S.B. : Pendant longtemps, le CNES a utilisé une solution développée par un ingénieur du spatial connaissant parfaitement nos besoins et qui évoluait selon nos demandes. Mais, en 2016, après un large comparatif des outils disponibles, nous avons pris la décision de migrer vers GRIF. Je connaissais déjà l'outil, et j'avais pleinement confiance dans la solidité de ses calculs et la véracité de ses résultats. Derrière, il y a aussi une équipe extrêmement compétente, à l'écoute, qui assure non seulement la pérennité de l'outil mais aussi son évolution. Cette bascule a coïncidé avec un projet concret de modélisation dans le cadre d'un projet spatial complexe.
S.B. : Le projet concernait une mission spatiale d'observation d'événements aléatoires - en l'occurrence des sursauts de rayonnements gamma (appelés bursts) - qui se produisent par exemple lors d'explosions d'étoiles.
Le système d'observation était composé d'un satellite en orbite basse, chargé de détecter ces sursauts, puis de transmettre leurs positions à de grands télescopes terrestres afin d’observer le phénomène en temps réel. Cette chaîne de transmission impliquait donc plusieurs éléments : un satellite, un réseau d'une quarantaine de stations d'antennes sol VHF (very high frequency) et des télescopes.
GRIF a permis notamment de modéliser la disponibilité des stations sol, les pannes potentielles, leur maintenance, l'orbitographie du satellite ou encore les aléas de détection… L'objectif final était de valider la faisabilité technique et économique de cette mission, avec des objectifs de performance précis. A l'aide du module Pétri, nous avons pu nous assurer du bon dimensionnement du réseau de stations et de leur politique de maintenance, fixer les exigences précises de fiabilité aux industriels, tant pour les équipements au sol que pour le satellite.
S.B. : Je dirais la précision des calculs, la richesse des modules de modélisation et l'adaptabilité de la suite logicielle. Le module Pétri permet d'aborder des systèmes très complexes, avec une rigueur analytique et une fiabilité des calculs qui viennent éclairer nos décisions. Autre point important : sa pérennité. GRIF est utilisé par des acteurs industriels majeurs, notamment TotalEnergies, ce qui garantit une évolution continue. L'équipe support est également très réactive et nous obtenons des réponses quasi-immédiates, sur des questions techniques ou des demandes spécifiques de formation.
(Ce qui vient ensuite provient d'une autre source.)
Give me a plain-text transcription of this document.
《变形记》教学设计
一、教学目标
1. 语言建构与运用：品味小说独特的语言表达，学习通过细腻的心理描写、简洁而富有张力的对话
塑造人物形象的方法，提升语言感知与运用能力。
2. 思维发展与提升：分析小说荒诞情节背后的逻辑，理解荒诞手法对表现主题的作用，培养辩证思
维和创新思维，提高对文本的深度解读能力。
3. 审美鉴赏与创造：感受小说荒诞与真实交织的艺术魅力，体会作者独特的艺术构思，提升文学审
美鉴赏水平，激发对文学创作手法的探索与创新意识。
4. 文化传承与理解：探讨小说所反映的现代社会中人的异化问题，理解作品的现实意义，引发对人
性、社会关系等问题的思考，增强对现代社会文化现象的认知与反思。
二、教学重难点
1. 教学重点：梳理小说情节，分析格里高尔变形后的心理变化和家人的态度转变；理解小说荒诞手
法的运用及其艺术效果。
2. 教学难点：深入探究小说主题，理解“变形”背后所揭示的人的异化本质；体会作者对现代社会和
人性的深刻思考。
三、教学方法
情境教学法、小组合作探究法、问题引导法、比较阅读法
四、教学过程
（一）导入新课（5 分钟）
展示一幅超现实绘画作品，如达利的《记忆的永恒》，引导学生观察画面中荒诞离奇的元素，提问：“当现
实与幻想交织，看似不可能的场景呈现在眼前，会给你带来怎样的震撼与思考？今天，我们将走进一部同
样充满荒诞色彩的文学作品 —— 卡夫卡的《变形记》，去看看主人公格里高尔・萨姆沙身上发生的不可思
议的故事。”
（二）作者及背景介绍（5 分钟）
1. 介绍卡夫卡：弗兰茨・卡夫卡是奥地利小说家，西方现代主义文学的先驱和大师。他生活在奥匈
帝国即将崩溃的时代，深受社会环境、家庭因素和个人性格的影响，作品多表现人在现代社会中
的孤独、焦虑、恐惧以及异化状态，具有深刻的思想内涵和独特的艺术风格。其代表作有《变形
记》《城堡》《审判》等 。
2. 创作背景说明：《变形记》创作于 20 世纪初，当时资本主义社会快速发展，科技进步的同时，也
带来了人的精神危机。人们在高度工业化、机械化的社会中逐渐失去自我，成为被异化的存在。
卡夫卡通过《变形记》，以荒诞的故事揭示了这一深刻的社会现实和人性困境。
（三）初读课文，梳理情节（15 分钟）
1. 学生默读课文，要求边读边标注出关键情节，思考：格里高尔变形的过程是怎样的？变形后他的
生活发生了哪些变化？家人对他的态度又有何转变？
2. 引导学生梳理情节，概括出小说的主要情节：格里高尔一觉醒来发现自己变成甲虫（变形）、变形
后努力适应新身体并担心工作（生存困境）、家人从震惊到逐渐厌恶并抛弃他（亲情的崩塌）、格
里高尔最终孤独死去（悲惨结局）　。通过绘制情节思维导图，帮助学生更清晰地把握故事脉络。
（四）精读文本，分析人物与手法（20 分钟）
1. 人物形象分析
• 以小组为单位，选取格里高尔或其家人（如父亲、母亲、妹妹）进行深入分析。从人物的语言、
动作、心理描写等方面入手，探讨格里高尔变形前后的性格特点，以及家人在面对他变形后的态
S.B. : Absolument. Pour des systèmes relativement simples (un satellite unique par exemple), des blocs diagrammes de fiabilité suffisent. En revanche, dès que l'on aborde des constellations de satellites avec des problématiques de déploiement et/ou de renouvellement, ou des chaînes de maintenance complexes, GRIF prend tout son sens. Depuis ma première utilisation en 2008, j'ai vu une belle évolution de l'outil. Les calculs sont plus rapides et l'interface est plus intuitive, plus graphique et interactive. C'est un outil très agréable à utiliser pour ceux qui, comme moi, aiment la modélisation !
S.B. : Nous participons régulièrement à la Journée GRIF, un événement qui permet de rencontrer la communauté des utilisateurs. L'occasion d'échanger sur les bonnes pratiques, les cas d'usage, et de proposer des évolutions. Les applications de GRIF s'adaptent à de nombreux secteurs industriels, et il est toujours intéressant de mener une veille technologique…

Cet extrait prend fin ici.